Joanna Coles visits Brown

On September 15, the Brown Institute welcomed Joanna Coles, Hearst’s first Chief Content Officer. Coles spoke to about 100 students on the lawn outside the Mathematics Building on the Columbia Campus. Just a week before her visit, Coles was promoted from Editor-in-Chief of Cosmopolitan, a position she held since 2012, to the head of content at Hearst.

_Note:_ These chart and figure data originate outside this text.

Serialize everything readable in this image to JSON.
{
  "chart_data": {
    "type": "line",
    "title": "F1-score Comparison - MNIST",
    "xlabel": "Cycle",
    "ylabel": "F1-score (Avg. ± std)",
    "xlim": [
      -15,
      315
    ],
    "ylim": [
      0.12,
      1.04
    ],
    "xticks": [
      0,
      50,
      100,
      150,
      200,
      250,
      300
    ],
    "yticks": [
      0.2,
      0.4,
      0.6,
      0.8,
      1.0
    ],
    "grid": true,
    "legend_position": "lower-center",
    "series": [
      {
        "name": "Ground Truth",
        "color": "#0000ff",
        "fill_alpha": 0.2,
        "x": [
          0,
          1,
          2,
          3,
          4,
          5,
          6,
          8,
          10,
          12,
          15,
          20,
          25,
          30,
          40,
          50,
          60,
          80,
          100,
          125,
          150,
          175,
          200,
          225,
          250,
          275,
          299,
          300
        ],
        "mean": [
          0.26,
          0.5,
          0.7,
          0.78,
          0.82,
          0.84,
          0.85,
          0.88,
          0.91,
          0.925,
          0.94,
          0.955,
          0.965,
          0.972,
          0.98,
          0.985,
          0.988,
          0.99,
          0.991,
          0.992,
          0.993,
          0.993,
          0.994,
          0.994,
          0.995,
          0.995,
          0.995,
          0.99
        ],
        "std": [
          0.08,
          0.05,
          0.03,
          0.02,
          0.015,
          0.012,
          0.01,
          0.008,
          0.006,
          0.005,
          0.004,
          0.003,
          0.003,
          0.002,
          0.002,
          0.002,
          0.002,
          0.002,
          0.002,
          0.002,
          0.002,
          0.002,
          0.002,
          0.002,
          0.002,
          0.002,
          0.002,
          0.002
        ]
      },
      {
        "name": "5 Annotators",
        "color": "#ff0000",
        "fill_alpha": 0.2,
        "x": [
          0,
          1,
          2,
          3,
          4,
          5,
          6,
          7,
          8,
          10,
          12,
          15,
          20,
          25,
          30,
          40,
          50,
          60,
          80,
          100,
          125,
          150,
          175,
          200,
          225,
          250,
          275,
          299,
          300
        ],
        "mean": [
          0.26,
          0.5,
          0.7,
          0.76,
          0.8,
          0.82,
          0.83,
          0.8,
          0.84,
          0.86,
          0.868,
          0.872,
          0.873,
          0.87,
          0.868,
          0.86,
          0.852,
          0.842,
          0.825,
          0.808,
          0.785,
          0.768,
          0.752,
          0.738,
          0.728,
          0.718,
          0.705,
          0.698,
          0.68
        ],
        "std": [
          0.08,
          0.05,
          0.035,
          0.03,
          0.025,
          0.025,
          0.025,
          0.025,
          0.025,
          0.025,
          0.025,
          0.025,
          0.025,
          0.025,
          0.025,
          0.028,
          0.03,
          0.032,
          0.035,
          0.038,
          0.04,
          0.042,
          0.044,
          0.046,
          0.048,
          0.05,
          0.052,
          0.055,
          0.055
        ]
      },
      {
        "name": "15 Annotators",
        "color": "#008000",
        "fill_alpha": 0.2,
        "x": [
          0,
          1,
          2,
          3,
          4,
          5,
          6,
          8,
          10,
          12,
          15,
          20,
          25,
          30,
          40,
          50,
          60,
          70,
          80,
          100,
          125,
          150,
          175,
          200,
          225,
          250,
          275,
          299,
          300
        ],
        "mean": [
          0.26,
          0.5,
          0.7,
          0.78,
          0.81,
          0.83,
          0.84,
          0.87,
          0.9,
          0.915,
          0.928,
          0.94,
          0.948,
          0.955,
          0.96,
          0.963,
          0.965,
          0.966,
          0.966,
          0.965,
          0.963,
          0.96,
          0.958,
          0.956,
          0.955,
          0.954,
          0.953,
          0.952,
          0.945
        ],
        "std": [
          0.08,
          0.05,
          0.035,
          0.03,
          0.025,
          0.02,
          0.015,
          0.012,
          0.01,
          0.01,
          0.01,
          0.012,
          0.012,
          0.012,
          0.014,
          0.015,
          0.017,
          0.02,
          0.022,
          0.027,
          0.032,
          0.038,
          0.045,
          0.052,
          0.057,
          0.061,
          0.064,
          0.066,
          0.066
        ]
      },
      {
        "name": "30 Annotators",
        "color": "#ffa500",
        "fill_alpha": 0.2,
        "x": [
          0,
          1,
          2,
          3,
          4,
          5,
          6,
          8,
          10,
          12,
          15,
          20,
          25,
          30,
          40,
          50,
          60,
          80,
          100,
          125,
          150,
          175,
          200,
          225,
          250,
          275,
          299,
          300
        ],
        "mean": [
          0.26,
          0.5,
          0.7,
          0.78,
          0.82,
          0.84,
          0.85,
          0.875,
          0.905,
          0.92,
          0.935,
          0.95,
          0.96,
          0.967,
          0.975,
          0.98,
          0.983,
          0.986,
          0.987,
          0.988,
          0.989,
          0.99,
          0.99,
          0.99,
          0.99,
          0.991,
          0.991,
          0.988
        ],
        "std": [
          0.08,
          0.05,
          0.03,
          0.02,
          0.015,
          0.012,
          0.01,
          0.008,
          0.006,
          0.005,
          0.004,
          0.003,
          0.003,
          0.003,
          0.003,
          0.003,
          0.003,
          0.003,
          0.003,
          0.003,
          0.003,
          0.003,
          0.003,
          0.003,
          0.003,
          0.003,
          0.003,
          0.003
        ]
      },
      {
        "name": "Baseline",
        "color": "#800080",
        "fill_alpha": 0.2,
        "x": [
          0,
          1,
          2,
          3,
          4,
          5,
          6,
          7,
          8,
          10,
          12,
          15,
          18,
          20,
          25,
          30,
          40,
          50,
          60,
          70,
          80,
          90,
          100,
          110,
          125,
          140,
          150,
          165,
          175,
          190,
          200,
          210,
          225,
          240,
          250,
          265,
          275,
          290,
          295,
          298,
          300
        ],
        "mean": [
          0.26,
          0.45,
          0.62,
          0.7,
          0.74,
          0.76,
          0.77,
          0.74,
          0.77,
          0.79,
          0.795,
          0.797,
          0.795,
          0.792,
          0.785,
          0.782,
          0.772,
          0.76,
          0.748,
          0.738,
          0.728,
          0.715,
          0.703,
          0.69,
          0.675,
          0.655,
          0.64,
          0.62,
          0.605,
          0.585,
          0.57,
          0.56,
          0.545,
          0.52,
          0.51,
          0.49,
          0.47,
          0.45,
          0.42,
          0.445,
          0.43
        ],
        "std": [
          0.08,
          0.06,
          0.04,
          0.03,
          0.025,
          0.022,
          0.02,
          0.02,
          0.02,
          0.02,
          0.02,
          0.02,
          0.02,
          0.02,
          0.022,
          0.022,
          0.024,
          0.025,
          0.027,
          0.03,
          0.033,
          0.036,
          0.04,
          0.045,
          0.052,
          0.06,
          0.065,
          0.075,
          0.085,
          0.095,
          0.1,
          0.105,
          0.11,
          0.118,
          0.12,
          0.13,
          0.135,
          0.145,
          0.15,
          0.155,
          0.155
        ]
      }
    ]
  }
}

We asked her about her time as a journalist, an editor and now as a collaborator with technology firms. Coles spoke of her experiences with platforms like Twitter, Facebook and Google. Personally? “Twitter is an art form,” she said. But professionally, she’s seen friction between tech and “content,” the stories we prize as journalists. Part of her new job is to figure out whether Hearst should try to repackage its material to reach the audiences of a particular platform, or partner with tech startups to create new platforms and build new audiences starting with Hearst content. Coles is a member of the board of Snapchat, and described her experience designing Cosmopolitan content for the app’s new Discover feature. Coles said that Shapchat’s Discover is “the hottest emerging platform for news.” We also asked Coles about other aspects of the tech and content divide, including the well-known gender gap in fields like computer science.

 

In addition to tech talk, we asked Coles about Cosmopolitan. Just a day before her visit, the magazine had published a controversial interview with Ivanka Trump. Coles said “I’d like to think the Cosmo reader wants to know about mascara and the Middle East.” She gave credit to Helen Gurley Brown, longtime Cosmopolitan editor and founder of our institute, for changing the magazine and producing real journalism. Of course she also said that HGB would probably have been the first to take a selfie or to send a sext. Finally, Coles commented on Cosmopolitan as a magazine. Despite her commitment to new platforms, she believes print will survive. Her own media diet includes time alone with stacks of magazines “absorbing the nutrients.”

Coles also had some advice for our students. The rate of change in our industry is only accelerating, and this cohort is facing a complex, yet exciting, world of new platforms and new opportunities for journalism. New journalists, she said, need to be well informed and pay attention “when everyone else turns away.” As for a work ethic? “You’re not working hard enough!”  She also spoke about the strength of loose ties in finding your next job. Oh and when we offered her a bottle of champagne in gratitude for her time at Columbia she advised, “Never drink on a story. It’s the path to ruin and madness.”